In a letter Tuesday, attorneys for the USCCB restated that the “accommodation” offered by President Obama has left the HHS mandate “entirely unchanged” from their original form as proposed in August 2011, leaving the bishops with no choice but to pursue legal means if the mandate is not rescinded.

“We are convinced that no public good is served by this unprecedented nationwide mandate, and that forcing individual and institutional stakeholders to sponsor and subsidize an otherwise widely available product over their religious and moral objections serves no legitimate, let alone compelling, government interest,” wrote General Counsel Anthony R. Picarello, Jr. and Associate General Counsel Michael Moses to U.S. health officials. 

“Indeed … such coercion is a serious violation of federal statutory and constitutional guarantees of religious liberty and rights of conscience,” they wrote. “Absent prompt congressional attention to this infringement on fundamental civil liberties, we believe the only remaining recourse, in light of the approaching regulatory deadlines, is in the courts.”

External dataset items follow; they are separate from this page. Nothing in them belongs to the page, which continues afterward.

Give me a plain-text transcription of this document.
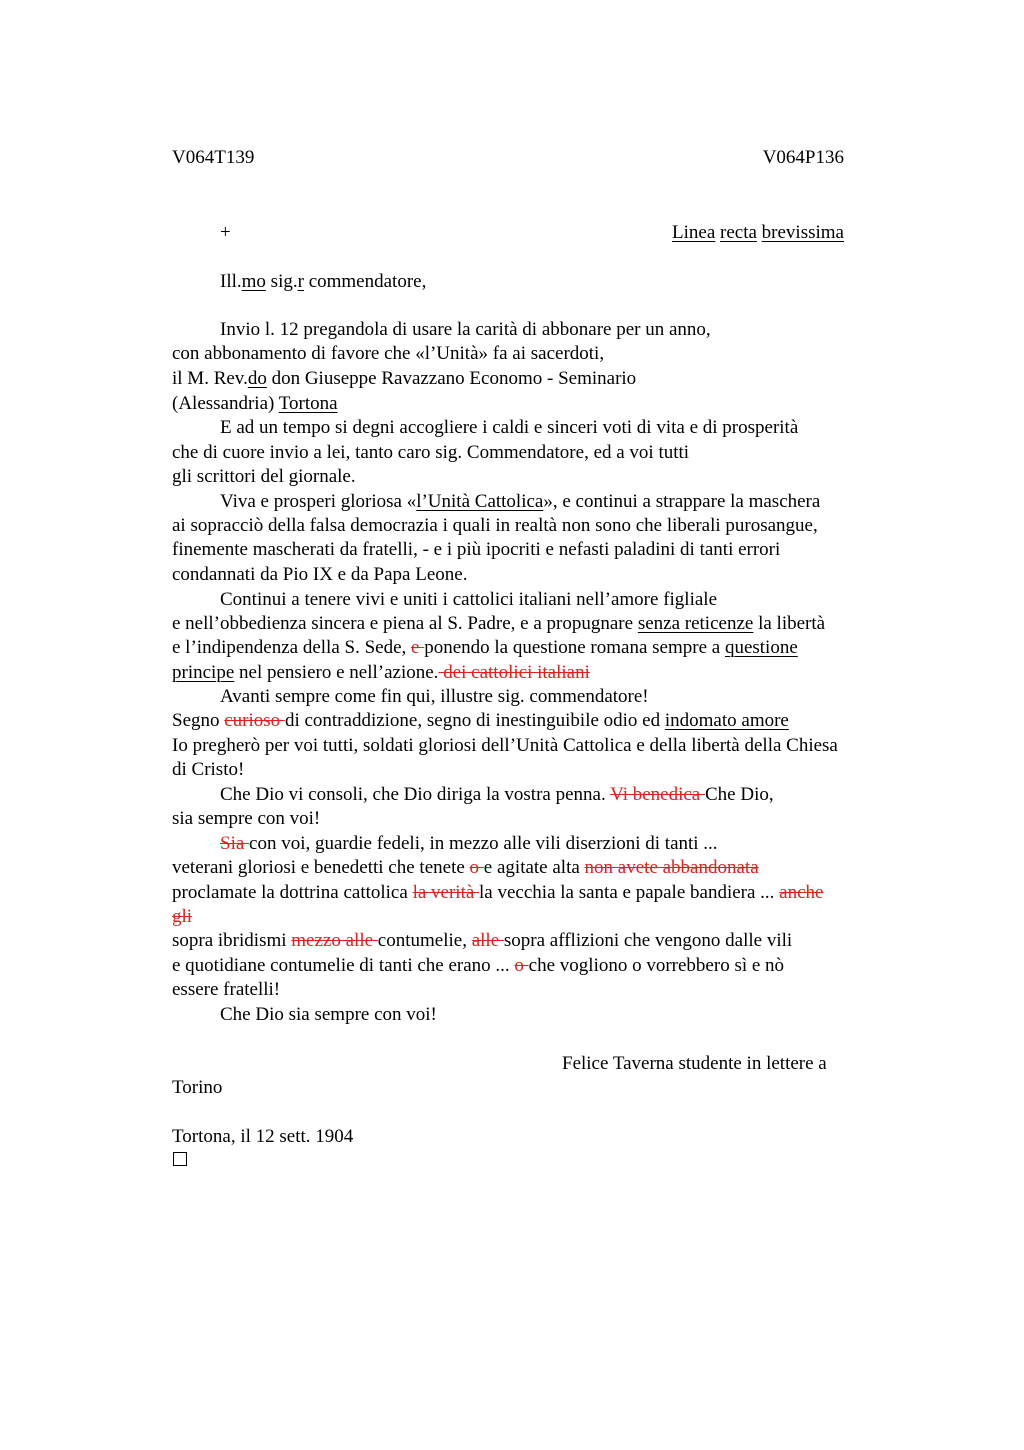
V064T139	V064P136
+	Linea recta brevissima
Ill.mo sig.r commendatore,
Invio l. 12 pregandola di usare la carità di abbonare per un anno,
con abbonamento di favore che «l’Unità» fa ai sacerdoti,
il M. Rev.do don Giuseppe Ravazzano Economo - Seminario
(Alessandria) Tortona
E ad un tempo si degni accogliere i caldi e sinceri voti di vita e di prosperità
che di cuore invio a lei, tanto caro sig. Commendatore, ed a voi tutti
gli scrittori del giornale.
Viva e prosperi gloriosa «l’Unità Cattolica», e continui a strappare la maschera
ai sopracciò della falsa democrazia i quali in realtà non sono che liberali purosangue,
finemente mascherati da fratelli, - e i più ipocriti e nefasti paladini di tanti errori
condannati da Pio IX e da Papa Leone.
Continui a tenere vivi e uniti i cattolici italiani nell’amore figliale
e nell’obbedienza sincera e piena al S. Padre, e a propugnare senza reticenze la libertà
e l’indipendenza della S. Sede, e ponendo la questione romana sempre a questione
principe nel pensiero e nell’azione. dei cattolici italiani
Avanti sempre come fin qui, illustre sig. commendatore!
Segno curioso di contraddizione, segno di inestinguibile odio ed indomato amore
Io pregherò per voi tutti, soldati gloriosi dell’Unità Cattolica e della libertà della Chiesa
di Cristo!
Che Dio vi consoli, che Dio diriga la vostra penna. Vi benedica Che Dio,
sia sempre con voi!
Sia con voi, guardie fedeli, in mezzo alle vili diserzioni di tanti ...
veterani gloriosi e benedetti che tenete o e agitate alta non avete abbandonata
proclamate la dottrina cattolica la verità la vecchia la santa e papale bandiera ... anche
gli
sopra ibridismi mezzo alle contumelie, alle sopra afflizioni che vengono dalle vili
e quotidiane contumelie di tanti che erano ... o che vogliono o vorrebbero sì e nò
essere fratelli!
Che Dio sia sempre con voi!
Felice Taverna studente in lettere a
Torino
Tortona, il 12 sett. 1904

The comments were submitted in response to an HHS Advance Notice of Proposed Rulemaking (ANPRM) on preventive services, which expressed the administration’s intention to propose additional regulations establishing alternative ways of ensuring contraceptive coverage for religious employees while still “accommodating” their organizations.

The USCCB attorneys noted that the accommodation would only apply to some religious organizations, and that it would still make employee health plans the conduit for such services, although “the use of premiums and plans for that purpose is precisely what is morally objectionable, and having an insurer or third party administer the payments does not overcome the moral objection.”

Religious opponents to the HHS mandate, which USCCB president Cardinal Timothy Dolan has called “literally unconscionable,” are planning a second demonstration on June 8 after demonstrations earlier this Spring drew tens of thousands in 146 U.S. cities.